A study by the Global Labor Institute at Cornell University counters recent claims by TransCanada Corp.’s CEO Russ Girling that the controversial Keystone XL oil pipeline from the Alberta-U.S. international border to refineries in the Gulf of Mexico (GOM) region could create as many as 20,000 new jobs.

Girling last week estimated that the 1,700-mile pipeline project would create 13,000 pipeline construction jobs and another 7,000 manufacturing jobs in the pipe and related equipment industries over the next two years (see Shale Daily, Nov. 3).

The Cornell institute’s report concludes that the job estimates put forward by TransCanada are “unsubstantiated and the project will not only create fewer jobs than industry states, but that the project could actually kill more jobs than it creates.” The university institute report indicates that the 13,000 pipeline construction job estimate is more realistically 6,500 jobs.

The Cornell study concluded that:

Environmental groups are opposing the pipeline and urging the Obama administration to reject it in favor of promoting more clean energy to address climate change. Thousands of demonstrators gathered in Washington, DC, Sunday calling on Obama to deny a presidential permit for Keystone.

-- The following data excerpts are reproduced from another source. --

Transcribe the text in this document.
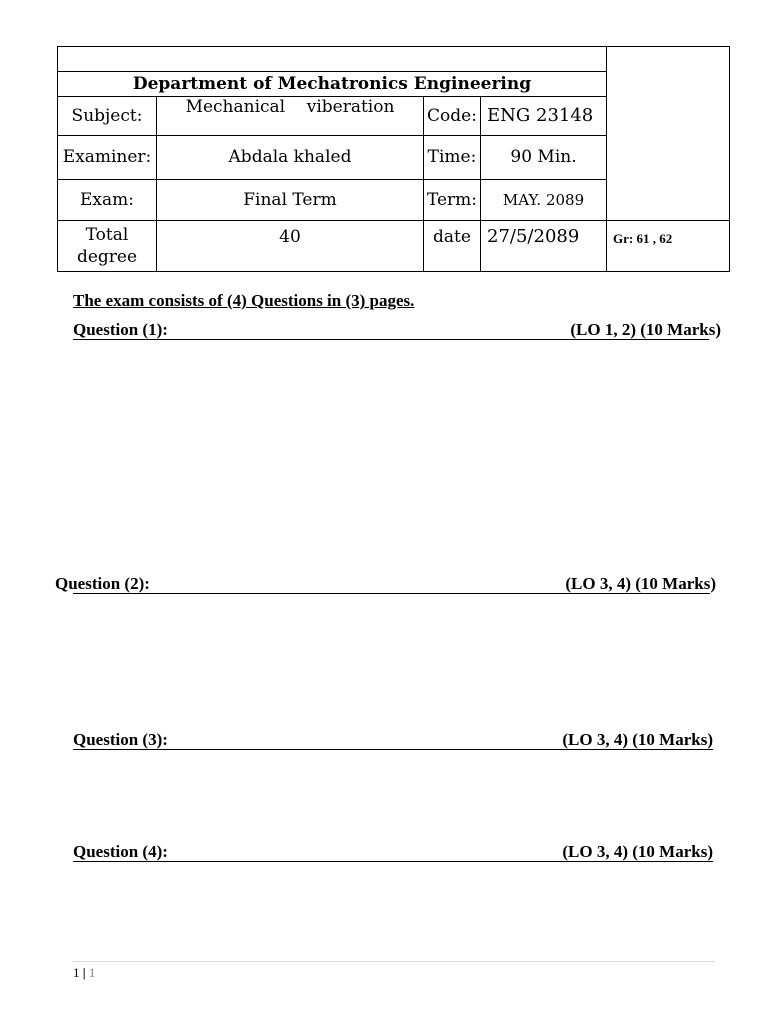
Department of Mechatronics Engineering				
Subject:	Mechanical    viberation	Code:	ENG 23148	
Examiner:	Abdala khaled	Time:	90 Min.	
Exam:	Final Term	Term:	MAY. 2089	
Total degree	40	date	27/5/2089	Gr: 61 , 62
The exam consists of (4) Questions in (3) pages.
Question (1):	(LO 1, 2) (10 Marks)
Question (2):	(LO 3, 4) (10 Marks)
Question (3):	(LO 3, 4) (10 Marks)
Question (4):	(LO 3, 4) (10 Marks)
1 | 1
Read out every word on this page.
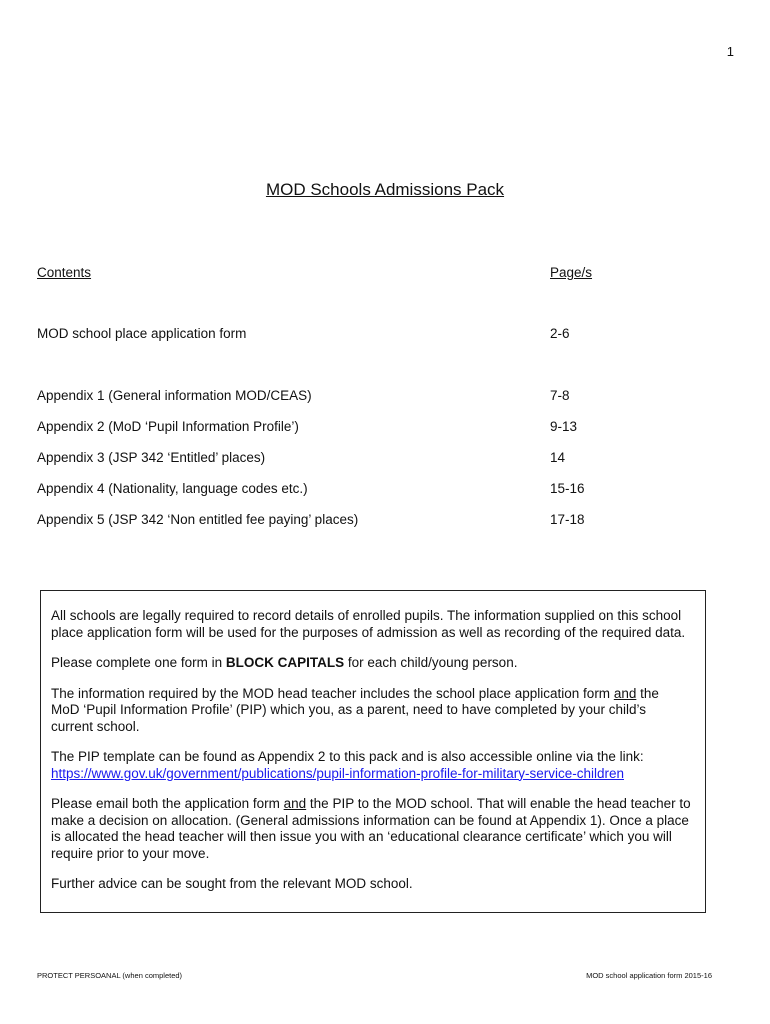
1
MOD Schools Admissions Pack
Contents	Page/s
MOD school place application form	2-6
Appendix 1 (General information MOD/CEAS)	7-8
Appendix 2 (MoD ‘Pupil Information Profile’)	9-13
Appendix 3 (JSP 342 ‘Entitled’ places)	14
Appendix 4 (Nationality, language codes etc.)	15-16
Appendix 5 (JSP 342 ‘Non entitled fee paying’ places)	17-18

All schools are legally required to record details of enrolled pupils. The information supplied on this school place application form will be used for the purposes of admission as well as recording of the required data.

Please complete one form in BLOCK CAPITALS for each child/young person.

The information required by the MOD head teacher includes the school place application form and the MoD ‘Pupil Information Profile’ (PIP) which you, as a parent, need to have completed by your child’s current school.

The PIP template can be found as Appendix 2 to this pack and is also accessible online via the link:
https://www.gov.uk/government/publications/pupil-information-profile-for-military-service-children

Please email both the application form and the PIP to the MOD school. That will enable the head teacher to make a decision on allocation. (General admissions information can be found at Appendix 1). Once a place is allocated the head teacher will then issue you with an ‘educational clearance certificate’ which you will require prior to your move.

Further advice can be sought from the relevant MOD school.

PROTECT PERSOANAL (when completed)	MOD school application form 2015-16
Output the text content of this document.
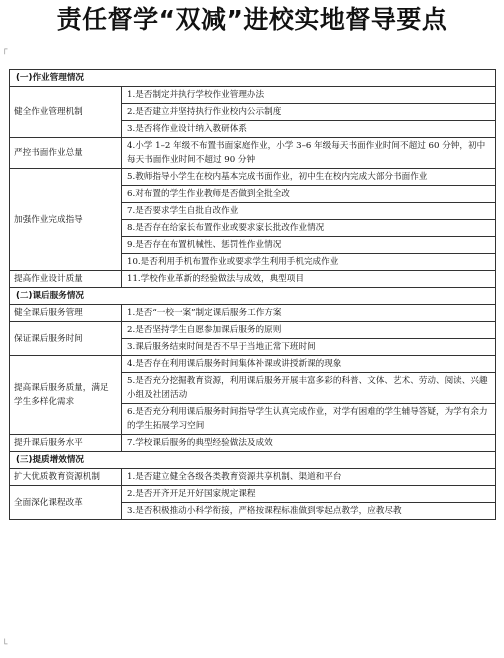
┌
责任督学“双减”进校实地督导要点
(一)作业管理情况	
健全作业管理机制	1.是否制定并执行学校作业管理办法
	2.是否建立并坚持执行作业校内公示制度
	3.是否将作业设计纳入教研体系
严控书面作业总量	4.小学 1–2 年级不布置书面家庭作业，小学 3–6 年级每天书面作业时间不超过 60 分钟，初中每天书面作业时间不超过 90 分钟
加强作业完成指导	5.教师指导小学生在校内基本完成书面作业，初中生在校内完成大部分书面作业
	6.对布置的学生作业教师是否做到全批全改
	7.是否要求学生自批自改作业
	8.是否存在给家长布置作业或要求家长批改作业情况
	9.是否存在布置机械性、惩罚性作业情况
	10.是否利用手机布置作业或要求学生利用手机完成作业
提高作业设计质量	11.学校作业革新的经验做法与成效，典型项目
(二)课后服务情况	
健全课后服务管理	1.是否“一校一案”制定课后服务工作方案
保证课后服务时间	2.是否坚持学生自愿参加课后服务的原则
	3.课后服务结束时间是否不早于当地正常下班时间
提高课后服务质量，满足学生多样化需求	4.是否存在利用课后服务时间集体补课或讲授新课的现象
	5.是否充分挖掘教育资源，利用课后服务开展丰富多彩的科普、文体、艺术、劳动、阅读、兴趣小组及社团活动
	6.是否充分利用课后服务时间指导学生认真完成作业，对学有困难的学生辅导答疑，为学有余力的学生拓展学习空间
提升课后服务水平	7.学校课后服务的典型经验做法及成效
(三)提质增效情况	
扩大优质教育资源机制	1.是否建立健全各级各类教育资源共享机制、渠道和平台
全面深化课程改革	2.是否开齐开足开好国家规定课程
	3.是否积极推动小科学衔接，严格按课程标准做到零起点教学，应教尽教
└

Obama told a Nebraska TV station last week that he would make the final decision on Keystone XL by balancing the potential job benefits against health and environmental concerns. In a conference call last Thursday, Girling predicted that the U.S. State Department would decide on the project before the end of this year.

According to a Washington Post report, the Cornell study is the first jobs analysis of the Keystone project that hasn’t been connected to TransCanada in some way.

The Post report said TransCanada already has purchased $1.9 billion of pipe and other materials. Of the money still to be spent, the news report and Cornell’s report both concluded that the majority would go overseas. At least $1.7 billion worth of steel allegedly will be purchased from a Russian-owned mill in Canada. TransCanada claims that the remainder will be produced in Arkansas. TransCanada’s first Keystone pipeline was built almost entirely with foreign steel imported from India and Canada, according to the Post report.